The case was very interesting, since it was about subliminal messages, plain and simple, and what they have the potential to do or not do. These two boys were massive Priest fans, and that made it even more heart-wrenching that this terrible combination of the night and the drugs and the booze and their state of mind turned into something quite terrible. And then there was just the tension and the sadness in the courthouse, because at the heart of the matter were these two guys that lost their lives tragically. All the local metalheads were there, chanting and holding up signs calling for us to be exonerated. I remember walking up the steps every day at the courthouse in Reno, and feeling the incredible fan support that we had every day. It feels like it was just yesterday, because it’s such a strong memory. Below, Halford took some time to reflect on what was a landmark case in recorded music before he and the rest of Judas Priest readied themselves for a U.S. The judge ultimately decided that the group was not responsible. The band’s attorneys also drew attention to Vance and Belknap’s troubled childhoods and substance-abuse problems.

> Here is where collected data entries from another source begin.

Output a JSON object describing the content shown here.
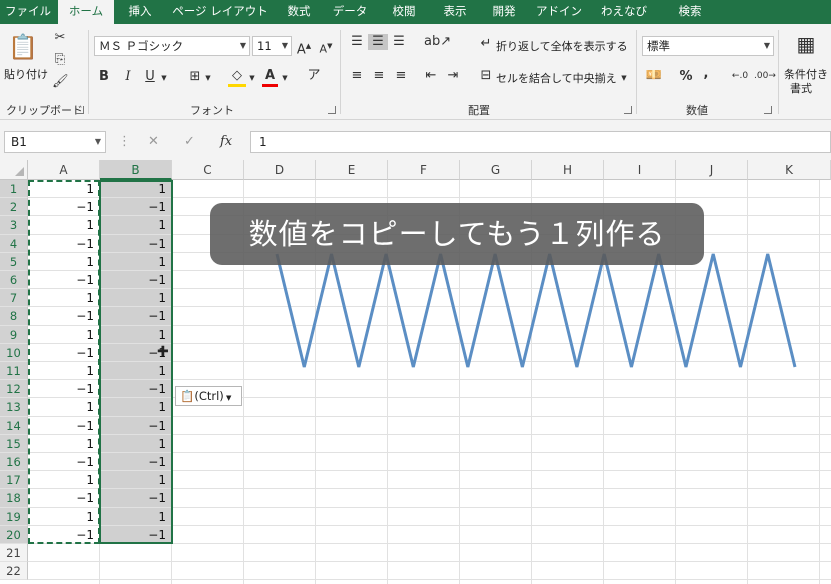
{
  "ribbon_tabs": [
    "ファイル",
    "ホーム",
    "挿入",
    "ページ レイアウト",
    "数式",
    "データ",
    "校閲",
    "表示",
    "開発",
    "アドイン",
    "わえなび",
    "検索"
  ],
  "active_tab": "ホーム",
  "clipboard": {
    "paste_label": "貼り付け",
    "group_label": "クリップボード"
  },
  "font": {
    "name": "ＭＳ Ｐゴシック",
    "size": "11",
    "group_label": "フォント",
    "bold": "B",
    "italic": "I",
    "underline": "U"
  },
  "alignment": {
    "wrap_label": "折り返して全体を表示する",
    "merge_label": "セルを結合して中央揃え",
    "group_label": "配置"
  },
  "number": {
    "format": "標準",
    "percent": "%",
    "comma": ",",
    "group_label": "数値"
  },
  "styles": {
    "conditional_label": "条件付き",
    "conditional_label2": "書式"
  },
  "formula_bar": {
    "name_box": "B1",
    "fx": "fx",
    "value": "1"
  },
  "columns": [
    "A",
    "B",
    "C",
    "D",
    "E",
    "F",
    "G",
    "H",
    "I",
    "J",
    "K"
  ],
  "rows": [
    "1",
    "2",
    "3",
    "4",
    "5",
    "6",
    "7",
    "8",
    "9",
    "10",
    "11",
    "12",
    "13",
    "14",
    "15",
    "16",
    "17",
    "18",
    "19",
    "20",
    "21",
    "22"
  ],
  "colA": [
    "1",
    "−1",
    "1",
    "−1",
    "1",
    "−1",
    "1",
    "−1",
    "1",
    "−1",
    "1",
    "−1",
    "1",
    "−1",
    "1",
    "−1",
    "1",
    "−1",
    "1",
    "−1"
  ],
  "colB": [
    "1",
    "−1",
    "1",
    "−1",
    "1",
    "−1",
    "1",
    "−1",
    "1",
    "−1",
    "1",
    "−1",
    "1",
    "−1",
    "1",
    "−1",
    "1",
    "−1",
    "1",
    "−1"
  ],
  "paste_options": "(Ctrl)",
  "caption": "数値をコピーしてもう１列作る",
  "colors": {
    "excel_green": "#217346",
    "line_blue": "#5b8ec4"
  },
  "chart_data": {
    "type": "line",
    "x": [
      1,
      2,
      3,
      4,
      5,
      6,
      7,
      8,
      9,
      10,
      11,
      12,
      13,
      14,
      15,
      16,
      17,
      18,
      19,
      20
    ],
    "series": [
      {
        "values": [
          1,
          -1,
          1,
          -1,
          1,
          -1,
          1,
          -1,
          1,
          -1,
          1,
          -1,
          1,
          -1,
          1,
          -1,
          1,
          -1,
          1,
          -1
        ]
      }
    ],
    "ylim": [
      -1,
      1
    ]
  }
}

subliminal messages in songs

The Private Lives of Liza Minnelli (The Rainbow Ends Here)Īs a “defendant of the faith” - as Rolling Stone described him in 1990, punning off the band’s Defenders of the Faith album title - the group’s frontman, Rob Halford, testified in court that the supposed “backward masking” in the tune was the sound of him exhaling while singing.

subliminal messages in songs

The suit went to trial in July, 1990, and the prosecution played the song forward, backward and sped up in an attempt to prove the group had brainwashed these two young men into killing themselves. They claimed that Judas Priest had hidden subliminal messages like “try suicide,” “do it” and “let’s be dead” in their cover of Spooky Tooth’s “Better by You, Better Than Me,” influencing Vance and Belknap to form a suicide pact. Belknap died instantly, but Vance lived, sustaining serious injuries that left him disfigured he died three years later.īefore his death, Vance and his parents sued the band and their label at the time, CBS Records, for $6.2 million in damages. One day in December 1985, the men - Raymond Belknap, then 18, and James Vance, 20 - had spent six hours drinking, smoking marijuana and listening to the metal band’s Stained Class album, after which each man took a shotgun and shot himself. Twenty-five years ago today, a judge ruled that heavy-metal trendsetters Judas Priest were not liable for the deaths of two young men who cited the band’s music as the reason they killed themselves.